Critique

Paire de manches

par Didier Péron
publié le 18 juin 2008 à 3h55

Pour résumer l'argument de la Personne aux deux personnes, on peut dire que c'est l'histoire d'un employé ringard dans une société de gestion qui, après avoir été percuté par une bagnole, se réveille du choc avec un chanteur de variété qui fait du bruit dedans sa tête. Jean-Christian Ranu (Daniel Auteuil), qui est bloqué dans les années 70 et la naphtaline Pompidou, toujours habillé d'immondes costumes pattes d'eph en velours marron, a soudain le cockpit investi par l'intrus Gilles Gabriel (Alain Chabat), une «star» des années 80 qui a surtout connu un pic de gloire avec son single Flou de toi(«Comme deux amants, comme deux aimants/J'étais le moins, t'étais le plus/Faut que je fasse le point, j'suis plus focus»).

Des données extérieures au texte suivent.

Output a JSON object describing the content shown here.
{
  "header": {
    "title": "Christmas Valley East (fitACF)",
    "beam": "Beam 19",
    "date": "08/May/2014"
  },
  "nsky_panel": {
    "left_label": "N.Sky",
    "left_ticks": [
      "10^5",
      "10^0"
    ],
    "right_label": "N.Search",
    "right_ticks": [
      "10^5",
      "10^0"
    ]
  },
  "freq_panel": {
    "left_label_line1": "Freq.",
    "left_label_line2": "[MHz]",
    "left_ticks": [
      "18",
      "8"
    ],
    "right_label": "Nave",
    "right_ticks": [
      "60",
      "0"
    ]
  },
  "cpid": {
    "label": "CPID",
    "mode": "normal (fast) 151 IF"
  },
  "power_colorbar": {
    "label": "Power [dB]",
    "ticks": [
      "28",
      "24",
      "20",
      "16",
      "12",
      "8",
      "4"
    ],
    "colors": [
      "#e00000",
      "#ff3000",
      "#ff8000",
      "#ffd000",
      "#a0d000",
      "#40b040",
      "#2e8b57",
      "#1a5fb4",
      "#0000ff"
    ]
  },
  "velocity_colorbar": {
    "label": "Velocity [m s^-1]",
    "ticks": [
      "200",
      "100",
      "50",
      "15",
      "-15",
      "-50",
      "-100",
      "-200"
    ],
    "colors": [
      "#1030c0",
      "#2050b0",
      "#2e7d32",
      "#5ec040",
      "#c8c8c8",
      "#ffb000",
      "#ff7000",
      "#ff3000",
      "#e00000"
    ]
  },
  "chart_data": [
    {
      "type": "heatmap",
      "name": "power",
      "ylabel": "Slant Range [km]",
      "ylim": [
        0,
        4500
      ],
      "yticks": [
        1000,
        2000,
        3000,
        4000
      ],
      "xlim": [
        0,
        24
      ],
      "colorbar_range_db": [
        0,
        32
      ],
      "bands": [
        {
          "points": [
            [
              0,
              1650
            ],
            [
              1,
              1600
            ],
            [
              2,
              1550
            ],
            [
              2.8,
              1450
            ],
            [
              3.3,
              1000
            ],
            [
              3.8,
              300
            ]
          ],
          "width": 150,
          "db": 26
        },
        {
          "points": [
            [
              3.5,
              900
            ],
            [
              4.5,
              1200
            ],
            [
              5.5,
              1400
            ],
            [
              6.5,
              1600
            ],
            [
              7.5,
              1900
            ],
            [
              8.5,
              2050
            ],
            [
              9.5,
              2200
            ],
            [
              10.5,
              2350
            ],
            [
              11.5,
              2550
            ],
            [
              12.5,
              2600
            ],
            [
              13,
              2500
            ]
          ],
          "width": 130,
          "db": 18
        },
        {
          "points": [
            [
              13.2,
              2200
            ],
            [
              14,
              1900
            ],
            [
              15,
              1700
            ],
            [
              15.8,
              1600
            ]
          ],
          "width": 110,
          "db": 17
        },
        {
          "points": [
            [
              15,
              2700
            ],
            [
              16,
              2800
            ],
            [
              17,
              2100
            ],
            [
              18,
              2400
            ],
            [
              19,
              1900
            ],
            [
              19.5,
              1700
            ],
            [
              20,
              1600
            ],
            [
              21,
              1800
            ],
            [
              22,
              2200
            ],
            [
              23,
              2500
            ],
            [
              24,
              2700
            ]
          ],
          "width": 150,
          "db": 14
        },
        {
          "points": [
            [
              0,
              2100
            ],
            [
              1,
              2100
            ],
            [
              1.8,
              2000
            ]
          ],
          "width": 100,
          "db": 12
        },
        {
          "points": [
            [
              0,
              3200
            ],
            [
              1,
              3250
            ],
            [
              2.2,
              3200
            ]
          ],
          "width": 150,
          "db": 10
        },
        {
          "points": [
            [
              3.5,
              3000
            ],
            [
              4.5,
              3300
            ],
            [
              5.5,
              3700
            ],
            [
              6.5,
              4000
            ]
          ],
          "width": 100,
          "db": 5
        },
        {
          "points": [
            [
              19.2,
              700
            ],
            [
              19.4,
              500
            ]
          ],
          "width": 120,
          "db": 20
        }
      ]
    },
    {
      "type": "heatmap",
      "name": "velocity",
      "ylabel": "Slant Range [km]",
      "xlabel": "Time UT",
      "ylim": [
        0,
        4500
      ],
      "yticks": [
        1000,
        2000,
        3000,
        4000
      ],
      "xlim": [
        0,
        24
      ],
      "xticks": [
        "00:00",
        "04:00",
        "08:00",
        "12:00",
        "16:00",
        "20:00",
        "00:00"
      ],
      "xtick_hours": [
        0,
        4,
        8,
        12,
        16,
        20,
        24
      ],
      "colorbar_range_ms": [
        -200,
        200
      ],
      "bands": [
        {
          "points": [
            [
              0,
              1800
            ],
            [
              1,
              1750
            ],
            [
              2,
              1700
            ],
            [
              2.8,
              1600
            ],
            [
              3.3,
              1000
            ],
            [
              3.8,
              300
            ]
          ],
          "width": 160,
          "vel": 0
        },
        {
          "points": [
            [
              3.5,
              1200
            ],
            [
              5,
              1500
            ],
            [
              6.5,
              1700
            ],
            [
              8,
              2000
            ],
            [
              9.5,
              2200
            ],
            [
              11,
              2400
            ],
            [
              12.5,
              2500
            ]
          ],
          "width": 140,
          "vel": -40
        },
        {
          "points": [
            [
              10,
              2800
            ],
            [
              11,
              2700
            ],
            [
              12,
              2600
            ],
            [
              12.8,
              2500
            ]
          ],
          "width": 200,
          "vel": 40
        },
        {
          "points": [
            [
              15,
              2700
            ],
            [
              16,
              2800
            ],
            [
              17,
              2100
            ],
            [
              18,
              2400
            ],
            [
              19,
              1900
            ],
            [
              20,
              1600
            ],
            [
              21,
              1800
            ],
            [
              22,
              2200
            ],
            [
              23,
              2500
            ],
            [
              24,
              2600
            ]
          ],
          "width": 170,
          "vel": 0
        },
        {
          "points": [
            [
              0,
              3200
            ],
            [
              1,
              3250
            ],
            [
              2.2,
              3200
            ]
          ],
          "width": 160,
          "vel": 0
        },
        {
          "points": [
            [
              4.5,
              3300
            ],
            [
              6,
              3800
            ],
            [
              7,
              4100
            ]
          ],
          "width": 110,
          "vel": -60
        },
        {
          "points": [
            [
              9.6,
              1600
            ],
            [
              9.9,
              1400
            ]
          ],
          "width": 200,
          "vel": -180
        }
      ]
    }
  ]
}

Après avoir vainement essayé de faire taire cette voix qui ne comprend pas elle-même ce qu'elle fabrique dans ce corps inconnu, les deux entités décident de faire bon ménage. Gilles Gabriel pense même que là où il est, c'est-à-dire immatériel mais toujours bavard, il peut coacher avantageusement Ranu et lui permettre d'avancer dans la hiérarchie (on le menace d'un poste à Bucarest) et surtout de conquérir le coeur de la refroidissante Muriel Perrache, businesswoman très à cheval sur la capacité de leadership de ses subalternes.

Satire. Les auteurs de cette comédie hors normes sont les deux trublions Nicolas et Bruno (lire leur portrait en dernière page), connus des habitués de Canal + pour leurs Messages à caractère informatif, qui détournaient films d'entreprises et spots institutionnels du monde entier, puis leur feuilleton le Bureau, version française de The Office, incursion dans la chouette promiscuité anxiogène du secteur tertiaire. Ils étaient les scénaristes de la version ciné du 99 F de Beigbeder et il était question qu'ils le dirigent avant que la production ne juge plus prudent ou rentable de confier les manettes à Jan Kounen.

Mais entre la satire de l'univers de la pub (dans lequel ils ont baigné, puisqu'ils étaient «créatifs» dans la même agence que Beigbeder) et ce film bizarroïde sur l'entreprise et la culture libérale de la performance, on retrouve la même obsession quasi morbide d'un univers vidé de sens et rempli de signes ou de codes absurdes. La parole n'existe plus que sur le mode du slogan, du sabir préenregistré, du disque rayé, les comportements sont dictés par les caprices du marketing de la mode et la gestion cynique d'un narcissisme partout et tout le temps flatté et mortifié.

Bouffon. La figure du lèche-bottes patronal, ridiculisé dans le film de Kounen, devient ici à travers le cas de l'employé dissocié Ranu/Gabriel un individu faible, laid, mais relativement attachant. Parce que ses efforts pour s'adapter aux exigences du paraître et de la gagne qui structurent son entreprise, la COGIP-Défense («une passion commune et unique : la gestion comptable institutionnelle et patrimoniale au quotidien»), à force, dégradent tout le monde et lui procure une aura de bouffon iconoclaste.

Mais comme chez Debord, il n'y a pas ici d'extériorité possible au règne des simulacres. Le rêve consumériste intégral (promu par la pub) et le cauchemar de la standardisation (épinglé par le film) relèvent d'un même monde et le film raconte aussi comment on peut dompter cette schizophrénie.